Oleh: Undang A. Halim
“Akhir tahun, bonus, piknik, belanja, harga diskon, sale.. sale... sale!,” kata-kata itulah yang paling akrab di telinga kita menjelang akhir tahun. Tentunya selain acara Natalan untuk yang merayakannya.
Ya, teropong penulis ingin difokuskan ke acara belanja dengan harga diskon yang selalu meriah ini.
Harga diskon adalah senjata utama para peritel. Dengan makin membludaknya toko eceran saat ini, persaingan semakin ketat—terjadi adu balap hipermarket di mana mana—menyebabkan semua peritel harus mengeluarkan jurus ampuhnya masing-masing. Kalau tidak, kuburan menantinya. Sehingga promosi itu sudah menjadi keharusan.

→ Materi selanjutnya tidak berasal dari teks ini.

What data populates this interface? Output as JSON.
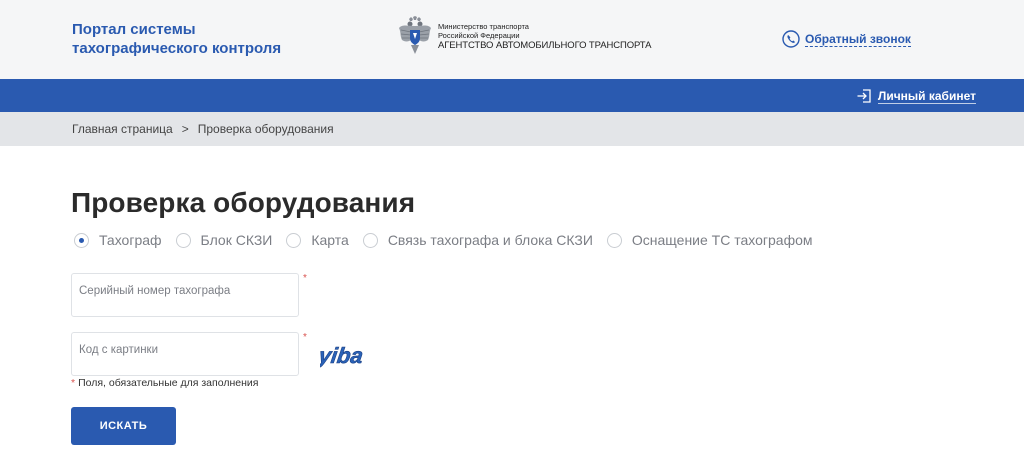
{
  "header": {
    "portal_title_line1": "Портал системы",
    "portal_title_line2": "тахографического контроля",
    "ministry_line1": "Министерство транспорта",
    "ministry_line2": "Российской Федерации",
    "ministry_line3": "АГЕНТСТВО АВТОМОБИЛЬНОГО ТРАНСПОРТА",
    "callback_label": "Обратный звонок"
  },
  "topbar": {
    "cabinet_label": "Личный кабинет"
  },
  "breadcrumb": {
    "home": "Главная страница",
    "separator": ">",
    "current": "Проверка оборудования"
  },
  "main": {
    "title": "Проверка оборудования",
    "radios": [
      {
        "label": "Тахограф",
        "checked": true
      },
      {
        "label": "Блок СКЗИ",
        "checked": false
      },
      {
        "label": "Карта",
        "checked": false
      },
      {
        "label": "Связь тахографа и блока СКЗИ",
        "checked": false
      },
      {
        "label": "Оснащение ТС тахографом",
        "checked": false
      }
    ],
    "serial_field": {
      "placeholder": "Серийный номер тахографа",
      "value": ""
    },
    "captcha_field": {
      "placeholder": "Код с картинки",
      "value": ""
    },
    "captcha_text": "yiba",
    "required_star": "*",
    "required_note": "Поля, обязательные для заполнения",
    "search_label": "ИСКАТЬ"
  },
  "colors": {
    "brand_blue": "#2a5ab0",
    "header_bg": "#f5f6f7",
    "breadcrumb_bg": "#e3e5e8",
    "required_red": "#d9534f"
  }
}
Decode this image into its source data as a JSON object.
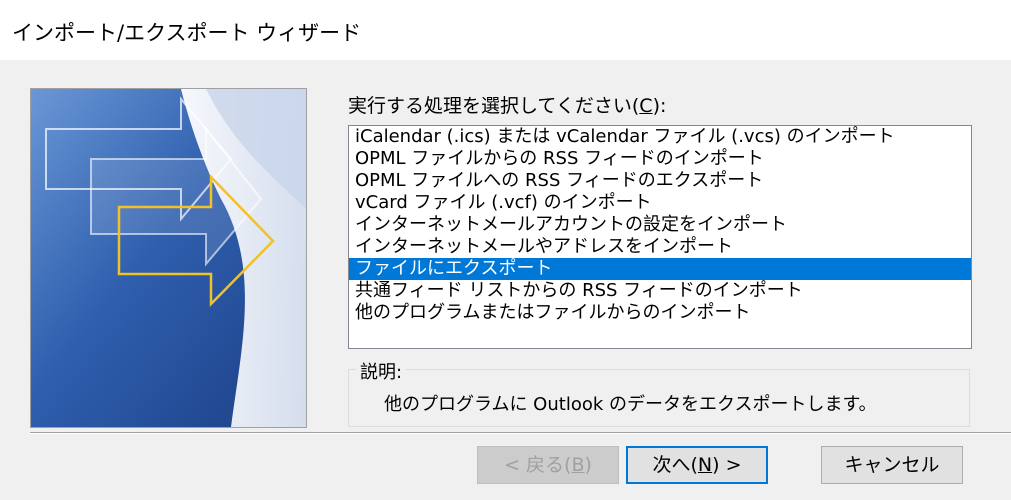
{
  "window": {
    "title": "インポート/エクスポート ウィザード"
  },
  "prompt": {
    "text": "実行する処理を選択してください(",
    "mnemonic": "C",
    "suffix": "):"
  },
  "actions": [
    "iCalendar (.ics) または vCalendar ファイル (.vcs) のインポート",
    "OPML ファイルからの RSS フィードのインポート",
    "OPML ファイルへの RSS フィードのエクスポート",
    "vCard ファイル (.vcf) のインポート",
    "インターネットメールアカウントの設定をインポート",
    "インターネットメールやアドレスをインポート",
    "ファイルにエクスポート",
    "共通フィード リストからの RSS フィードのインポート",
    "他のプログラムまたはファイルからのインポート"
  ],
  "selected_action": "ファイルにエクスポート",
  "description": {
    "label": "説明:",
    "text": "他のプログラムに Outlook のデータをエクスポートします。"
  },
  "buttons": {
    "back": {
      "text": "< 戻る(",
      "mnemonic": "B",
      "suffix": ")"
    },
    "next": {
      "text": "次へ(",
      "mnemonic": "N",
      "suffix": ") >"
    },
    "cancel": {
      "label": "キャンセル"
    }
  },
  "colors": {
    "selection": "#0078d7",
    "arrow_outline": "#f2c029",
    "panel_blue": "#4a78c0"
  }
}
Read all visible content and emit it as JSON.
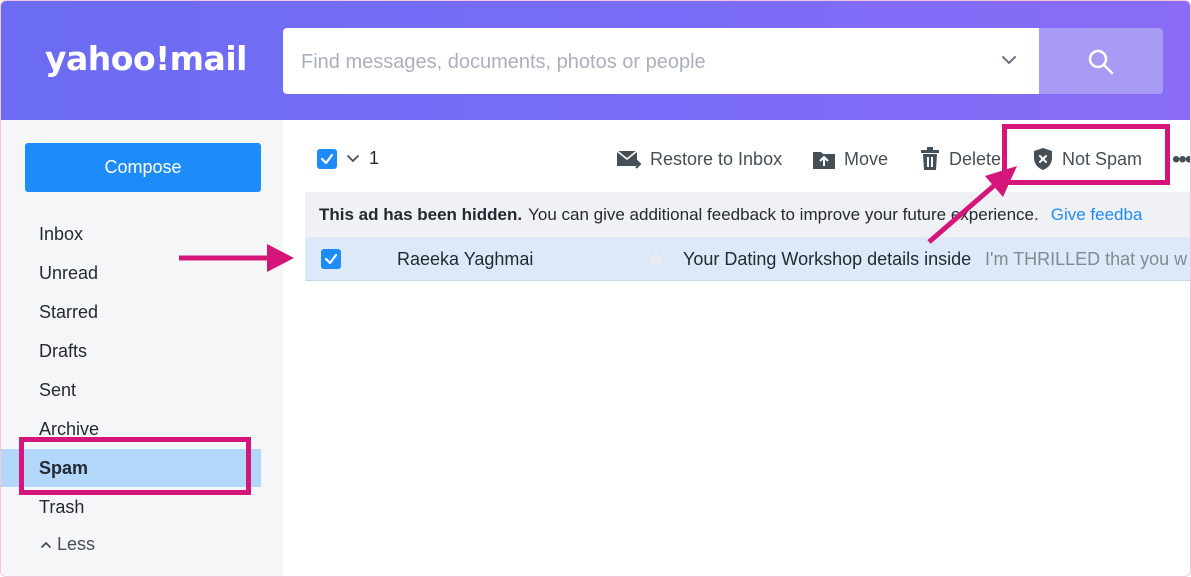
{
  "header": {
    "logo_text": "yahoo!mail",
    "search": {
      "placeholder": "Find messages, documents, photos or people",
      "value": ""
    }
  },
  "sidebar": {
    "compose_label": "Compose",
    "items": [
      {
        "label": "Inbox",
        "active": false
      },
      {
        "label": "Unread",
        "active": false
      },
      {
        "label": "Starred",
        "active": false
      },
      {
        "label": "Drafts",
        "active": false
      },
      {
        "label": "Sent",
        "active": false
      },
      {
        "label": "Archive",
        "active": false
      },
      {
        "label": "Spam",
        "active": true
      },
      {
        "label": "Trash",
        "active": false
      }
    ],
    "less_label": "Less"
  },
  "toolbar": {
    "selected_count": "1",
    "restore_label": "Restore to Inbox",
    "move_label": "Move",
    "delete_label": "Delete",
    "not_spam_label": "Not Spam",
    "more_label": "•••"
  },
  "ad_notice": {
    "strong": "This ad has been hidden.",
    "text": "You can give additional feedback to improve your future experience.",
    "link": "Give feedba"
  },
  "messages": [
    {
      "sender": "Raeeka Yaghmai",
      "subject": "Your Dating Workshop details inside",
      "preview": "I'm THRILLED that you w",
      "selected": true,
      "starred": false
    }
  ],
  "colors": {
    "accent": "#1d8cf8",
    "header_purple": "#7b6cf8",
    "annotation_pink": "#d4167a",
    "active_nav": "#b3d6fb"
  },
  "icons": [
    "search-icon",
    "chevron-down-icon",
    "restore-icon",
    "move-icon",
    "trash-icon",
    "shield-x-icon",
    "star-icon",
    "checkbox-icon",
    "chevron-up-icon",
    "more-icon"
  ]
}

Harga Diskon adalah yang paling umum dijadikan senjata, dan yang untung adalah konsumen, bisa pilih sana, pilih sini, yang paling murah.
Masalahnya adalah, apakah diskon itu benar-benar murni potongan harga atau polesan saja atau sekedar tipu-tipu pedagang. Jawabannya bisa semuanya benar. Itu sebabnya pembeli harus kenal betul, mana diskon murni, mana diskon aspal, dan mana diskon jadi-jadian.
Peritel itu mempunyai banyak cara untuk menggemukkan kas depositonya. Dan itu memang wajar, sebagai perusahaan, ya cari untung. Salah satu caranya adalah teknik subsidi silang atau price leader, bahasa sononya. Ada satu atau beberapa barang yang harganya dibanting, alias diturunkan harganya, kalau perlu sampai mentok harga modal.
Perusahaan rugi? Ya, jelas rugi untuk produk yang satu itu (misalnya sepatu). Tapi pembeli biasanya tidak hanya membeli sepatu itu saja, tapi juga belanja barang lainnya. Dan biasanya barang lainnya itu lebih banyak kuantitas rupiahnya dibanding barang yang dipromosikan tadi.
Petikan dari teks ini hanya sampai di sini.